Quale attività di indagine hanno condotto, per un anno intero, dal 2005 al 2006? Mistero. Sono stati fermi fin quando non è arrivata la classica "botta di..." rappresentata dall'iniziativa spontanea del De Cillis. Lo stesso Auricchio la definisce una circostanza fortunata nell'udienza del 13 aprile 2010:
Auricchio: La posizione mi ricordo è uno dei pochi dati a sorpresa di questa attività. Un bel giorno il signor De Cillis contatta i Carabinieri di Como e dice "Guardate che sono io il titolare e non mio padre". Siccome aveva visto sui dati pubblicati dai giornali il famoso intestatario, proprio perché contenuto nelle informative, che era il padre, ed allora il figlio si è premurato di dire "Attenzione, non c'entra niente mio padre" e si è recato dai Carabinieri di Como a dare questo input.

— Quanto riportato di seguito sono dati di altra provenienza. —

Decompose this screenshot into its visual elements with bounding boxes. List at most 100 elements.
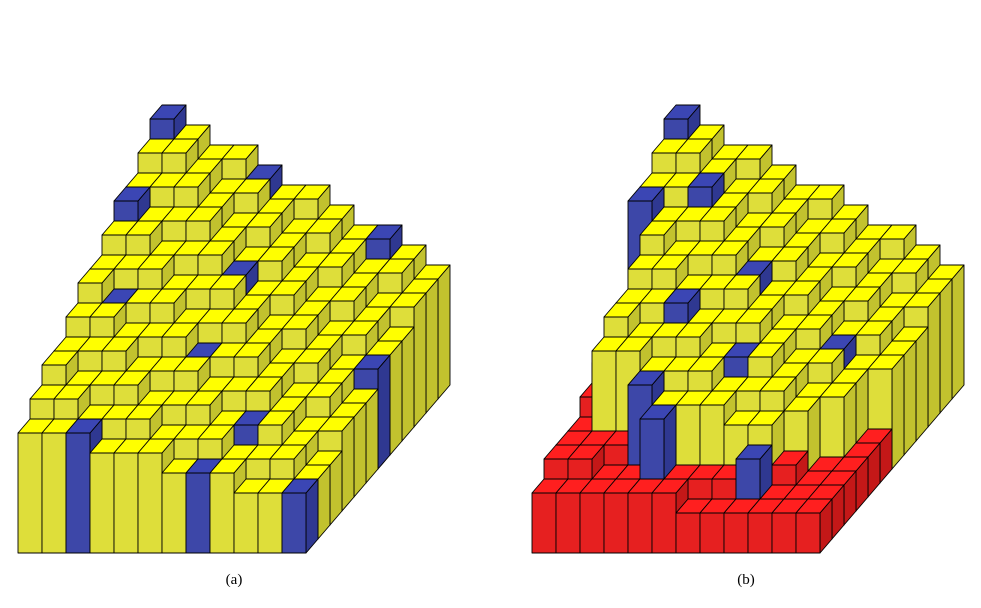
voxel-column-side bbox=[903, 340, 917, 456]
voxel-column-top bbox=[651, 254, 689, 270]
voxel-column-top bbox=[567, 444, 605, 460]
voxel-column-front bbox=[41, 432, 67, 554]
voxel-column-top bbox=[699, 206, 737, 222]
voxel-column-front bbox=[113, 452, 139, 554]
voxel-column-front bbox=[137, 452, 163, 554]
voxel-column-side bbox=[425, 278, 439, 414]
voxel-column-top bbox=[125, 404, 163, 420]
voxel-column-top bbox=[807, 184, 845, 200]
voxel-column-top bbox=[377, 258, 415, 274]
voxel-column-top bbox=[699, 390, 737, 406]
voxel-column-top bbox=[305, 382, 343, 398]
voxel-column-top bbox=[173, 172, 211, 188]
voxel-column-top bbox=[735, 444, 773, 460]
voxel-column-top bbox=[639, 404, 677, 420]
voxel-column-top bbox=[137, 438, 175, 454]
voxel-column-top bbox=[281, 314, 319, 330]
voxel-column-front bbox=[747, 512, 773, 554]
voxel-column-top bbox=[233, 342, 271, 358]
voxel-column-top bbox=[783, 280, 821, 296]
voxel-column-top bbox=[137, 254, 175, 270]
voxel-column-front bbox=[257, 492, 283, 554]
voxel-column-side bbox=[353, 402, 367, 498]
voxel-column-top bbox=[365, 224, 403, 240]
voxel-column-front bbox=[627, 492, 653, 554]
voxel-column-top bbox=[149, 104, 187, 120]
voxel-column-side bbox=[365, 388, 379, 484]
voxel-column-top bbox=[663, 288, 701, 304]
voxel-column-top bbox=[831, 252, 869, 268]
voxel-column-top bbox=[353, 354, 391, 370]
voxel-column-top bbox=[305, 218, 343, 234]
voxel-column-top bbox=[663, 104, 701, 120]
voxel-column-top bbox=[627, 186, 665, 202]
voxel-column-front bbox=[651, 492, 677, 554]
voxel-column-top bbox=[341, 320, 379, 336]
voxel-column-front bbox=[209, 472, 235, 554]
voxel-column-top bbox=[185, 206, 223, 222]
voxel-column-front bbox=[771, 512, 797, 554]
voxel-column-top bbox=[627, 370, 665, 386]
voxel-column-top bbox=[389, 292, 427, 308]
voxel-column-side bbox=[389, 340, 403, 456]
voxel-column-top bbox=[819, 382, 857, 398]
voxel-column-side bbox=[915, 326, 929, 442]
voxel-column-top bbox=[281, 478, 319, 494]
voxel-column-top bbox=[819, 218, 857, 234]
voxel-column-front bbox=[699, 512, 725, 554]
voxel-column-side bbox=[927, 292, 941, 428]
voxel-column-top bbox=[269, 444, 307, 460]
voxel-column-top bbox=[675, 322, 713, 338]
voxel-column-top bbox=[723, 274, 761, 290]
voxel-column-top bbox=[245, 212, 283, 228]
voxel-column-top bbox=[209, 274, 247, 290]
voxel-column-top bbox=[209, 458, 247, 474]
voxel-column-top bbox=[807, 348, 845, 364]
voxel-column-top bbox=[855, 320, 893, 336]
voxel-column-side bbox=[341, 416, 355, 512]
voxel-column-top bbox=[771, 450, 809, 466]
panel-b bbox=[490, 0, 981, 608]
voxel-column-top bbox=[269, 280, 307, 296]
voxel-column-top bbox=[197, 424, 235, 440]
voxel-column-top bbox=[245, 376, 283, 392]
voxel-column-front bbox=[795, 512, 821, 554]
voxel-column-side bbox=[951, 264, 965, 400]
voxel-column-top bbox=[759, 212, 797, 228]
voxel-column-top bbox=[221, 144, 259, 160]
voxel-column-top bbox=[113, 370, 151, 386]
voxel-column-top bbox=[759, 376, 797, 392]
voxel-column-top bbox=[221, 308, 259, 324]
voxel-column-top bbox=[639, 220, 677, 236]
voxel-column-top bbox=[867, 354, 905, 370]
voxel-column-top bbox=[317, 416, 355, 432]
voxel-column-top bbox=[257, 410, 295, 426]
voxel-column-top bbox=[77, 268, 115, 284]
voxel-column-top bbox=[891, 258, 929, 274]
voxel-column-front bbox=[233, 492, 259, 554]
voxel-column-top bbox=[317, 252, 355, 268]
voxel-column-top bbox=[149, 288, 187, 304]
voxel-column-top bbox=[53, 384, 91, 400]
voxel-column-side bbox=[437, 264, 451, 400]
voxel-column-top bbox=[173, 356, 211, 372]
voxel-column-top bbox=[795, 498, 833, 514]
voxel-column-side bbox=[939, 278, 953, 414]
voxel-column-top bbox=[903, 292, 941, 308]
voxel-column-top bbox=[735, 308, 773, 324]
voxel-column-front bbox=[89, 452, 115, 554]
voxel-column-top bbox=[89, 302, 127, 318]
voxel-column-front bbox=[723, 512, 749, 554]
voxel-column-top bbox=[771, 246, 809, 262]
voxel-column-top bbox=[795, 314, 833, 330]
voxel-column-top bbox=[185, 390, 223, 406]
voxel-column-top bbox=[747, 342, 785, 358]
voxel-column-side bbox=[401, 326, 415, 442]
voxel-column-top bbox=[603, 302, 641, 318]
voxel-column-top bbox=[735, 144, 773, 160]
voxel-column-front bbox=[185, 472, 211, 554]
voxel-column-top bbox=[101, 336, 139, 352]
voxel-column-front bbox=[555, 492, 581, 554]
voxel-column-top bbox=[615, 336, 653, 352]
voxel-column-side bbox=[377, 354, 391, 470]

E se Teodosio De Cillis non avesse preso l'iniziativa?
Nel frattempo, tanto per tenere aggiornati quei giornalisti appiattiti sulle tesi dell'accusa che forniscono ai loro lettori/ascoltatori un'informazione "parzialmente scremata", gli arbitri Gabriele e Cassarà sono stati assolti, nonostante Di Laroni abbia attribuito ad entrambi una sim straniera. De Santis ha prove documentali che mettono a dura prova l'attribuzione di una sim straniera definita dallo stesso Di Laroni solo "verosimile", e non certa. L'ingegnere De Falco nella sua deposizione ha messo a fuoco i limiti investigativi dell'attribuzione della sim svizzera a Fabiani e in una recente intervista a Tuttosport è stato molto più esplicito su quello che poteva essere fatto dagli investigatori e non è stato fatto, e sul lavoro di attribuzione: "Di certo è stato utilizzato un metodo grossolano e non sono galileiane le conclusioni... non mi convince niente di questo lavoro... si poteva proprio fare di più, se proprio si credeva al teorema. Io il lavoro di Auricchio proprio non l’ho capito. Avevano a che fare con un materiale eccitante, ma l’equivalenza tra indizio e prova è evidente per quanto emerge in udienza. Hanno fatto tutto da soli. Poi la spinta dell’opinione pubblica ha avuto la meglio".
Lo stesso ingegnere De Falco aveva fatto chiarezza sull'errata informazione, tanto propagandata dai media, che le sim svizzere non fossero intercettabili: sono intercettabili, tanto che gli stessi investigatori intercettano i primi tre numeri scoperti nel febbraio 2005, non rilevano traffico e si fermano lì.
Certo la mancanza di iniziativa nei confronti dell'intestatario di quelle schede non ci sembra un semplice "buco", ma qualcosa di più, di veramente strano, perché chiunque di noi avrebbe proceduto ad interrogare il De Cillis appena possibile, già nel 2005.
La domanda sul perché di quella scelta investigativa potrebbe porla agli investigatori quel giornalista della Gazzetta che con Auricchio e Di Laroni ha buoni rapporti per aver collaborato alle indagini dall'inizio.